Bee Geesの「How Deep is Your Love」のカバーでは、原曲の良さを生かしつつも、どこかけだるさも見せながら、彼女の気持ちが揺れ惑うままの呼吸で歌や演奏を届けていたのが印象的だった。続く、リズムマシンも用いたインストナンバーの「So?」では、テンガロンハットをかぶったReiが、この場に爽やかな南国の音の風を吹かせてくれた。
後半のブロックは、歌謡+ロックンロールな演奏に乗せ、観客たちをワイルドな姿で攻めた「Lonely Dance Club」から。少し奔放な女性に気持ちを染め上げ、Reiがギターを掻き鳴らし、高らかに歌う。その姿に興奮を覚えた観客たちも熱いクラップをぶつけ出す。この場に生まれた熱をさらに上げるように、Reiはホンキートンクでブルーズな「Route246」を歌い奏で、この場をカラッとした青空の広がるハイウェイの景色に染め上げ、観客たちをドライブへ誘い出した。ギターの音を繰り出すたびに、その演奏がアクセルになって気持ちを加速させる。じっとしているのがもどかしい。そんな観客たちの気持ちを揺さぶるように演奏した「Good Job!」では、高ぶる気持ちで「GOOD GOOD~」と歌うReiとシンクロするように、場内のあちこちで親指をピンと立てたGood Job!のポーズをしながら、一緒に気分を上げていた。
力強いドラムのキック音に乗せて、早口で言葉をぶつけるように歌った「Heaven」からは、Reiの煽りもあって、椅子に座っているのにもどかしさを覚えていた観客たちが一斉に立ち上がり、身体を揺さぶりだした。そこへぶつけてきたのが、ハード&ロックンロールな「What Do You Want?」だもの。これまでのもどかしさをすべて解き放つように、観客たち自身がアクションを起こし、Reiと一緒に「What Do You Want ?」と歌いながら、心を思いきり開放していった。
最初のアンコール曲となったソリッド&スリリングなビートも刺激的な「BLACK BANANA」でも、Reiと観客たちが「BANANANANANANA」と一緒に歌いながら、本編の続きを楽しむように、ノリノリの景色を作り上げた。
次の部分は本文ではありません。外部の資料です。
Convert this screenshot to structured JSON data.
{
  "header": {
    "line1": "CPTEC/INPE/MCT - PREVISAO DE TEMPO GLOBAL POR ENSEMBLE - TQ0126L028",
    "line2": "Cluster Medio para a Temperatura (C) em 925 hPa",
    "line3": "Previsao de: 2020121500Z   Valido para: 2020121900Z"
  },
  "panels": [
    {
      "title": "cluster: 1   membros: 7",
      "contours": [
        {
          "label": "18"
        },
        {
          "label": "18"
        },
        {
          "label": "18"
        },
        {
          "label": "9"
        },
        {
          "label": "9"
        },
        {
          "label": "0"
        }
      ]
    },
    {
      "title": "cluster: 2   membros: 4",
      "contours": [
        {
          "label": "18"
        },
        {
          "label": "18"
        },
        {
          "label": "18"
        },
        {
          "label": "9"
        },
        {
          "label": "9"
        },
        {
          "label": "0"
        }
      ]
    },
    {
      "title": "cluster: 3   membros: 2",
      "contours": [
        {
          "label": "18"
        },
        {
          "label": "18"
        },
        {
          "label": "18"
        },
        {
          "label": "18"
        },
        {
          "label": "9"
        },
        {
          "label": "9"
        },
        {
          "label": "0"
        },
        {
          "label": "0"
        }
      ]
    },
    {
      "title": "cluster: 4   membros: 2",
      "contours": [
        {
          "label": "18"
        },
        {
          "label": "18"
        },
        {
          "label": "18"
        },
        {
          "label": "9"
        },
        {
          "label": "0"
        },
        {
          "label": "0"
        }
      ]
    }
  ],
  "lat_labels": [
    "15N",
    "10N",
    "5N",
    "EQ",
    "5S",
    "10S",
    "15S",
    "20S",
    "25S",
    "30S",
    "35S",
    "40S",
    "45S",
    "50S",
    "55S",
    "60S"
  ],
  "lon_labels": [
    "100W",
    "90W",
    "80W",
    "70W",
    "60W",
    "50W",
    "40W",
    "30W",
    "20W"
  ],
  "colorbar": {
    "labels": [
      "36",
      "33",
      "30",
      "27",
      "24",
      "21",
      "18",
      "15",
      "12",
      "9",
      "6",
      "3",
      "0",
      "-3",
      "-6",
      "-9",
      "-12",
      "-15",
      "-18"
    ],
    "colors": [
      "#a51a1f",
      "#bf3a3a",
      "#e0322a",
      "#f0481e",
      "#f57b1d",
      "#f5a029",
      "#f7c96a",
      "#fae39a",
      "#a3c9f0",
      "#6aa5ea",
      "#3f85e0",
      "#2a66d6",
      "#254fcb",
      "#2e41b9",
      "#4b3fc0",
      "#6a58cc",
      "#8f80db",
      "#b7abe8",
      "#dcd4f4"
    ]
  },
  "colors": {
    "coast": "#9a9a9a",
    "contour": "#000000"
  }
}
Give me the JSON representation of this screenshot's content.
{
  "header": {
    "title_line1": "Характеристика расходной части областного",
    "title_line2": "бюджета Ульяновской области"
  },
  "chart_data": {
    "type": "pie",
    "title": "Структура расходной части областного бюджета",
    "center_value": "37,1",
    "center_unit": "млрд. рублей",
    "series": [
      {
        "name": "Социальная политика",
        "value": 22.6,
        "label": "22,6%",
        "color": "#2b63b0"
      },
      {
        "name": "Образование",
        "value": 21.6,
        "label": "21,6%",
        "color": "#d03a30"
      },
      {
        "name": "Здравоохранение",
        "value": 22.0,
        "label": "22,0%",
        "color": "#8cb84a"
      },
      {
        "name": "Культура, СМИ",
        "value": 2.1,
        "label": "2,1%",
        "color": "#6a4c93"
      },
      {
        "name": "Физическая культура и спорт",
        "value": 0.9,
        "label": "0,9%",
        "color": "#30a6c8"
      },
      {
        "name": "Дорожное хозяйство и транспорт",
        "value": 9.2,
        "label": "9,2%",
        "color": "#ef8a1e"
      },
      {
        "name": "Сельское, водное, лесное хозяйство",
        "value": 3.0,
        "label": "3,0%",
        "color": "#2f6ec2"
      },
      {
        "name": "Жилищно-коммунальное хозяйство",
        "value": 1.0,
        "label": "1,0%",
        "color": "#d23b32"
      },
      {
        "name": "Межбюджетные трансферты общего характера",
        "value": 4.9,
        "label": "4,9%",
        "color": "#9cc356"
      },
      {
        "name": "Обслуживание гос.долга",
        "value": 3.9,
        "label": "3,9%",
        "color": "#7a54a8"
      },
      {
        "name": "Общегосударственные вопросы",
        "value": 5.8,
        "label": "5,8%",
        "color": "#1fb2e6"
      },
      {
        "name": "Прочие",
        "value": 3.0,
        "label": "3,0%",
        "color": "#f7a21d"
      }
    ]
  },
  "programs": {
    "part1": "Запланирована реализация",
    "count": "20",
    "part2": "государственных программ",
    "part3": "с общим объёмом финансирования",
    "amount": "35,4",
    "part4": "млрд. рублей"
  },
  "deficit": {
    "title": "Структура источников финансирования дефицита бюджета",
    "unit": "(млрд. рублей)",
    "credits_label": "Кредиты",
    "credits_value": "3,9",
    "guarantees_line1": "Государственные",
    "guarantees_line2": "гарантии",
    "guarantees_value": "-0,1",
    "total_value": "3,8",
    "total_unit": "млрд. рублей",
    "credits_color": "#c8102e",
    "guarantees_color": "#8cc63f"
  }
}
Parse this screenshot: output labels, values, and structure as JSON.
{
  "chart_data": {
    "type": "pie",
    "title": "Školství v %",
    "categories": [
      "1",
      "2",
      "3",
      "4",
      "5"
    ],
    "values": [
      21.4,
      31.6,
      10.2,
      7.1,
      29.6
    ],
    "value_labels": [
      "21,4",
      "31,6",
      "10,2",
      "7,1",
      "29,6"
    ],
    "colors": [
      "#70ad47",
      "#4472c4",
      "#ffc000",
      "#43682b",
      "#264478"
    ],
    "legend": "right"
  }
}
そして…。
2回目のアンコールでReiはクラシックギターを手に、最後に、一人ひとりの心に音の木漏れ日を差すように「Sunburst」を穏やかに、温かく奏で、熱を抱いた観客たちの心を優しく包み込んでいった。
たった一人とは思えない、曲に合わせて表情豊かな姿と強い存在感を示してくれたRei。この勢いを持って3月7日と8日にTHEATER MILANO-Zaで行われる『10th Anniversary Final “Rei at THEATER MILANO-Za”』公演が、ますます楽しみになってきた。